How long does it take to set up an ecommerce business in Hong Kong?
Company registration takes 1–3 days via the e-Registry. Opening a multi-currency business account takes 1–3 business days with digital-first providers. Setting up a Shopify store with payment gateways configured can take 1–2 weeks depending on your product catalog and design requirements. Most founders can be operational within 2–3 weeks of starting the process.
Is there sales tax or VAT on ecommerce sales in Hong Kong?
No. Hong Kong has no VAT, GST, or sales tax. You do not charge customers any consumption tax on orders, regardless of whether the buyer is in Hong Kong or overseas. The only tax is profits tax (8.25% on the first HKD 2 million of profit, 16.5% above).
Which payment gateway is best for a Hong Kong ecommerce store?
For most founders: Stripe or Shopify Payments as the primary gateway (cards, UnionPay, Apple Pay, Google Pay). Add Asiapay/PayDollar or QFPay if you target local HK consumers and need AlipayHK or WeChat Pay support. Add PayPal for international buyers. The right combination depends on where your customers are.
Can a foreigner start an ecommerce business in Hong Kong?
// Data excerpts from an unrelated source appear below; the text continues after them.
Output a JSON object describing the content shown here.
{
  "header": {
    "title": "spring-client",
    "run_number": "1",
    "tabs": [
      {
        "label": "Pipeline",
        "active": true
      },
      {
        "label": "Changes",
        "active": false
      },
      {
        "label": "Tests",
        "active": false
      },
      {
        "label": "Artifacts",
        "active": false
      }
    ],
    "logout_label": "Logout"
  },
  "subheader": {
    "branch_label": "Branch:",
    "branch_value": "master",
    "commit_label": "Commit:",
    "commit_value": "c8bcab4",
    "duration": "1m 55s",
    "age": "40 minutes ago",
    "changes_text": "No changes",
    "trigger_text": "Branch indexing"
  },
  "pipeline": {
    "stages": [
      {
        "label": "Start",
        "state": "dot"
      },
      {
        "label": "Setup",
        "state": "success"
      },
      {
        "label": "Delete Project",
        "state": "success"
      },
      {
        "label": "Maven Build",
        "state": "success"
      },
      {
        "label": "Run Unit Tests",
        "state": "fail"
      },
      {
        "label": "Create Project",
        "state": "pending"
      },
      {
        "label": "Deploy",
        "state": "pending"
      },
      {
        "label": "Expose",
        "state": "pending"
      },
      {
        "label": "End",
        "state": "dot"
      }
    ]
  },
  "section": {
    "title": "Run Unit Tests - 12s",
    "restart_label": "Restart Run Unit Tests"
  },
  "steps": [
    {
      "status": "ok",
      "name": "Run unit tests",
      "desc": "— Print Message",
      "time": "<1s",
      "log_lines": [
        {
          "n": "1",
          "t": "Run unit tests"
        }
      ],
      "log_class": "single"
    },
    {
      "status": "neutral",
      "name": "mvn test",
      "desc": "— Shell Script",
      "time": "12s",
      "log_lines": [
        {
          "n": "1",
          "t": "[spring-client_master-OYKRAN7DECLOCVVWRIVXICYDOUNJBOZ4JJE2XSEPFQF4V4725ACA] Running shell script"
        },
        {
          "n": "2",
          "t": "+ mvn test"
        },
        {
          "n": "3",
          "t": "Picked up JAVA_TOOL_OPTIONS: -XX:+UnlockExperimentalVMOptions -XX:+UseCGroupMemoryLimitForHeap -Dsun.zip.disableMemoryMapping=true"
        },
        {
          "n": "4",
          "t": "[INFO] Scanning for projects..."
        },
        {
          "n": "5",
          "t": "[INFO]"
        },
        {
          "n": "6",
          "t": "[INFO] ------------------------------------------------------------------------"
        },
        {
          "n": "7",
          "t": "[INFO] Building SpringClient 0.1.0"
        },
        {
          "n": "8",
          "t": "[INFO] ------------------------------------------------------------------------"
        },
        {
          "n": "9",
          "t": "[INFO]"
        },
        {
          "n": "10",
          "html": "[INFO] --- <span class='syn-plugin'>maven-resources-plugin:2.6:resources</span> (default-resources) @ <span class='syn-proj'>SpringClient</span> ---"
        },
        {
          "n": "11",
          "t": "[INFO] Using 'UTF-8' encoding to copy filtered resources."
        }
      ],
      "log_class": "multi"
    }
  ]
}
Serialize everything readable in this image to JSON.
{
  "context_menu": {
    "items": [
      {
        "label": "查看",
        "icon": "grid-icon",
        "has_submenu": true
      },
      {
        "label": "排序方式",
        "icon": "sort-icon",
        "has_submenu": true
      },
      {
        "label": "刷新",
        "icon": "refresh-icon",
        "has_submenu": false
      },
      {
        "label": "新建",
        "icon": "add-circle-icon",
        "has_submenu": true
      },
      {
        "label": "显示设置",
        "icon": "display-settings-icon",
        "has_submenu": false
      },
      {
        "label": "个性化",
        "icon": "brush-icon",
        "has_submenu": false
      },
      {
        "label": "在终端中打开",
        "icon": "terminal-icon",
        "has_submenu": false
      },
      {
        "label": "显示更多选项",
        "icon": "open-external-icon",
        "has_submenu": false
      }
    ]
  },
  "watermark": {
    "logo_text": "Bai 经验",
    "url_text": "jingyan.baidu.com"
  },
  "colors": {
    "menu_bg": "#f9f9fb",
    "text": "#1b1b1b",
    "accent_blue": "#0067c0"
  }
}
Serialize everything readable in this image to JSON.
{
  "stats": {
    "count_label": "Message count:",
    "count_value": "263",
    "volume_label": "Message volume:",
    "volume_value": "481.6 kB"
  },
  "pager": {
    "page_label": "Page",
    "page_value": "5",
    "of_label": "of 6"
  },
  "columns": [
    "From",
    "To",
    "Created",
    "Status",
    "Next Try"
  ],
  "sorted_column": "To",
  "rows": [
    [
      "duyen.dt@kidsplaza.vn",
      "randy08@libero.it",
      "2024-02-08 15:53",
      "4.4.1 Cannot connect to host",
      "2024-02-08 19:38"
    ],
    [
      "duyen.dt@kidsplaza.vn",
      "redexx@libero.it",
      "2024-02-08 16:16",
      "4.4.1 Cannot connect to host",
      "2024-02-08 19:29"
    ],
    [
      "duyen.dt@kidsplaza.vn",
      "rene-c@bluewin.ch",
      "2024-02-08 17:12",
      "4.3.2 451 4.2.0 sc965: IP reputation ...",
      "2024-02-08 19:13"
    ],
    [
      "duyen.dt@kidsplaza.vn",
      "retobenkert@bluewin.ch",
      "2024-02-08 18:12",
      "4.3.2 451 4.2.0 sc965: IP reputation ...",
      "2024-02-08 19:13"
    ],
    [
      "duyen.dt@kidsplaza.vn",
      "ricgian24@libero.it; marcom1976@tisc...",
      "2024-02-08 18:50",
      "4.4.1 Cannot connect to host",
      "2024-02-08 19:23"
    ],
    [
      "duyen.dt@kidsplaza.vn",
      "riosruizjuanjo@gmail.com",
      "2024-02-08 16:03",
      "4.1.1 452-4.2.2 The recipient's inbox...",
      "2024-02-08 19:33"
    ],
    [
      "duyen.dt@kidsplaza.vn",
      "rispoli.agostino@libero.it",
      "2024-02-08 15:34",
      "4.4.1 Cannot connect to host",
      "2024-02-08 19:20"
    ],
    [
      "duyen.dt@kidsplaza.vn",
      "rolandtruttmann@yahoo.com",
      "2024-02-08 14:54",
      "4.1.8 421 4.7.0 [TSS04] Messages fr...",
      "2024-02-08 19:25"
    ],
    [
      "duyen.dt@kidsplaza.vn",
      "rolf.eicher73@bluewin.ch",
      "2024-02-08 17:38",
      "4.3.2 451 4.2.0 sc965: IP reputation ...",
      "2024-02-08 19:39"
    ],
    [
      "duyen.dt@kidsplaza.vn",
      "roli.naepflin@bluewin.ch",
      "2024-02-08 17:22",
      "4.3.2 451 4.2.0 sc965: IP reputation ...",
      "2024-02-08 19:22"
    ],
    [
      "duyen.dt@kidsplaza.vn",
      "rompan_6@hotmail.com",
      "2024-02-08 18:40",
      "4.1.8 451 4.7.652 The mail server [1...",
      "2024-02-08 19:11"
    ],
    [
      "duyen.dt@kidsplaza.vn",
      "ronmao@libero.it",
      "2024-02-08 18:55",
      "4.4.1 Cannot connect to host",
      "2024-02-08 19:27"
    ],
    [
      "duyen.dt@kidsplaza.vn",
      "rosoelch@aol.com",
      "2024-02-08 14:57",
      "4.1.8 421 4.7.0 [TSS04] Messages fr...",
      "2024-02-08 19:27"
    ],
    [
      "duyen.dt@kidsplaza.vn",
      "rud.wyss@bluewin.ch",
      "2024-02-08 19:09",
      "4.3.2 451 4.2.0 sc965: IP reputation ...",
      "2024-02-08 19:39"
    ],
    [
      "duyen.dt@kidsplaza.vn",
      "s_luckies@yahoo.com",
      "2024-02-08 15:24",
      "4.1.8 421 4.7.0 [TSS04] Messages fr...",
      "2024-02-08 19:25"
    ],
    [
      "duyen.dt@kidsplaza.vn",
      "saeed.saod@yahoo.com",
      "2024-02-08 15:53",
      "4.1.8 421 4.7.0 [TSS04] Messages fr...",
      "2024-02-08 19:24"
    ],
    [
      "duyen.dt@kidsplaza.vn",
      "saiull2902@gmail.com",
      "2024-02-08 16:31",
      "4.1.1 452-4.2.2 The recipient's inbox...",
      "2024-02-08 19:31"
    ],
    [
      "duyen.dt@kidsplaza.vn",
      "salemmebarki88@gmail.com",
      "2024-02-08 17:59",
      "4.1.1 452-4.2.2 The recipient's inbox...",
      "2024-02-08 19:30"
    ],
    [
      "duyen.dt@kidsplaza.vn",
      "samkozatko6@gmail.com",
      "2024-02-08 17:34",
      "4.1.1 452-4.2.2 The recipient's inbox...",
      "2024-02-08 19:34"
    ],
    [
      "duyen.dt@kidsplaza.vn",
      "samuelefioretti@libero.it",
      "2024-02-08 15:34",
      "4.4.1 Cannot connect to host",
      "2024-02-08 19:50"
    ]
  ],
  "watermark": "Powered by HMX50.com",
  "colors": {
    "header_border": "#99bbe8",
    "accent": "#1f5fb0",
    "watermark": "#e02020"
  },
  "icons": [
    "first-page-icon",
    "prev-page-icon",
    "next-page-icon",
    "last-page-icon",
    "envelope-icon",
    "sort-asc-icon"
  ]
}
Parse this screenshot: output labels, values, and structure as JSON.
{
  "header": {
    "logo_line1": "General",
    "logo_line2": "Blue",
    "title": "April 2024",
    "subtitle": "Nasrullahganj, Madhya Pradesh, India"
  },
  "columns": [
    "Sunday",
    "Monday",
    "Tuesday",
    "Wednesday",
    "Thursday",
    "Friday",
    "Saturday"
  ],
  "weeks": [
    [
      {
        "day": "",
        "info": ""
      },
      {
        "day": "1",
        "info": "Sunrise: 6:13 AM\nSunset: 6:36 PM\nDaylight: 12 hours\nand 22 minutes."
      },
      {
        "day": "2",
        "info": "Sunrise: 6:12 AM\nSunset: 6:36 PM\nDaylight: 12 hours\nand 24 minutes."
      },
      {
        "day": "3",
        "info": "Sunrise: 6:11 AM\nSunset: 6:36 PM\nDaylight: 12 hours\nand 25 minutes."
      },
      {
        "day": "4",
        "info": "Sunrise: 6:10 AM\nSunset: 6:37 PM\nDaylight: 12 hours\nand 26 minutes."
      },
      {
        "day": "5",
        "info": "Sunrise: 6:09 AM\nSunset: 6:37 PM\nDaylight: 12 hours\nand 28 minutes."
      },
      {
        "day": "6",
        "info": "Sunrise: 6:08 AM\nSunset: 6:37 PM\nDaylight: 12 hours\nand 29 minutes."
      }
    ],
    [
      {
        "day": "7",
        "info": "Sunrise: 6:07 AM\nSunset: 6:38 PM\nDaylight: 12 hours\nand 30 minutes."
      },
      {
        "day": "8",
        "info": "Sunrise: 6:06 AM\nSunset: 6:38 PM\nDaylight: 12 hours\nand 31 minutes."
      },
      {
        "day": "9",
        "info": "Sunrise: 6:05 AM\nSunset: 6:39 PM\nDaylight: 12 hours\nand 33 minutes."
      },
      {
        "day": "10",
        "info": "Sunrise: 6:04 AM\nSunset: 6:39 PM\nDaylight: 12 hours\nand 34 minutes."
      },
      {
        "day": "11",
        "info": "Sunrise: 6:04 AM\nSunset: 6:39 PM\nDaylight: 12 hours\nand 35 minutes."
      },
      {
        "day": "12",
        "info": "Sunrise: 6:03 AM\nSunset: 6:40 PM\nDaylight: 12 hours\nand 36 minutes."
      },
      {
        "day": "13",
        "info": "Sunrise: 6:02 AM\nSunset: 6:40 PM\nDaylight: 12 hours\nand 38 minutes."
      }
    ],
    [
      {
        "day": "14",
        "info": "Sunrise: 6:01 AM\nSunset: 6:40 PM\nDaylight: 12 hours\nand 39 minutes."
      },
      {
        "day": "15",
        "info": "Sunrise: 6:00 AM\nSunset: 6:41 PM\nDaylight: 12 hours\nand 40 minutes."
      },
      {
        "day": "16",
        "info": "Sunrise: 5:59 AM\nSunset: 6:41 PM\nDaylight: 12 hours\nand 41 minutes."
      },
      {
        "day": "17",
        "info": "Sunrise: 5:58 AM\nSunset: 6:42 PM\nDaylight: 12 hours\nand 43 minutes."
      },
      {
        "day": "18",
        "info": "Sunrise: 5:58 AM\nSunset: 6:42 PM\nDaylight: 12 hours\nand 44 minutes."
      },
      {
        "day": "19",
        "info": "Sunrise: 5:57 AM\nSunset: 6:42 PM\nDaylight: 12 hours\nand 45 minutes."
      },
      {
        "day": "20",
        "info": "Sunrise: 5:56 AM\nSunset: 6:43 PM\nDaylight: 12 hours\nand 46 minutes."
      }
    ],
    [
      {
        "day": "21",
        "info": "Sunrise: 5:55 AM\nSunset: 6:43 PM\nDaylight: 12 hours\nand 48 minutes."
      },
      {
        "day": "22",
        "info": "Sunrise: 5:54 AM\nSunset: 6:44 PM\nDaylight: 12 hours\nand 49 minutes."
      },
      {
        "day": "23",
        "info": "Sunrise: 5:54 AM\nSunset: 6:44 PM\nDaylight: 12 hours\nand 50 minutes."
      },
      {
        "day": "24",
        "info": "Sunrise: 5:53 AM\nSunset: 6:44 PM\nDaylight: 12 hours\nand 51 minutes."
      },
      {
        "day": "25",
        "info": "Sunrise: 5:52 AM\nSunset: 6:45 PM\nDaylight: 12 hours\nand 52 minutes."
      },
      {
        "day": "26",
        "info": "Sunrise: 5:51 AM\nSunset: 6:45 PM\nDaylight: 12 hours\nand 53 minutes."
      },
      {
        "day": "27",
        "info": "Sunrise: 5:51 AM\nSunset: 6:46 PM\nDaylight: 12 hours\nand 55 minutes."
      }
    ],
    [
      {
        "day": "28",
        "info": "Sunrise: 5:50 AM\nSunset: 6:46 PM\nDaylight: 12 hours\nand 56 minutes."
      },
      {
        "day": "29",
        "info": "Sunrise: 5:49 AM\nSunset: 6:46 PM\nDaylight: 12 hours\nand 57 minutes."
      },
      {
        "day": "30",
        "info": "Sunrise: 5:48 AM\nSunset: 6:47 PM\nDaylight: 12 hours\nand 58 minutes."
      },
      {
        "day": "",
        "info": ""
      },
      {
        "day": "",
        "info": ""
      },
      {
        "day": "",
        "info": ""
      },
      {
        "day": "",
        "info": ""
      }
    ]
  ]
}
Yes. Hong Kong allows 100% foreign ownership of private limited companies. Foreigners can be directors and shareholders without needing a local partner or visa. The only local requirement is a company secretary who is a Hong Kong resident or a licensed corporate service provider.
Disclaimer
This article is for informational purposes only and does not constitute legal, tax, or financial advice. Consult a qualified professional for advice specific to your situation. Regulatory requirements and product features change — verify all details directly with the relevant provider or authority before making decisions.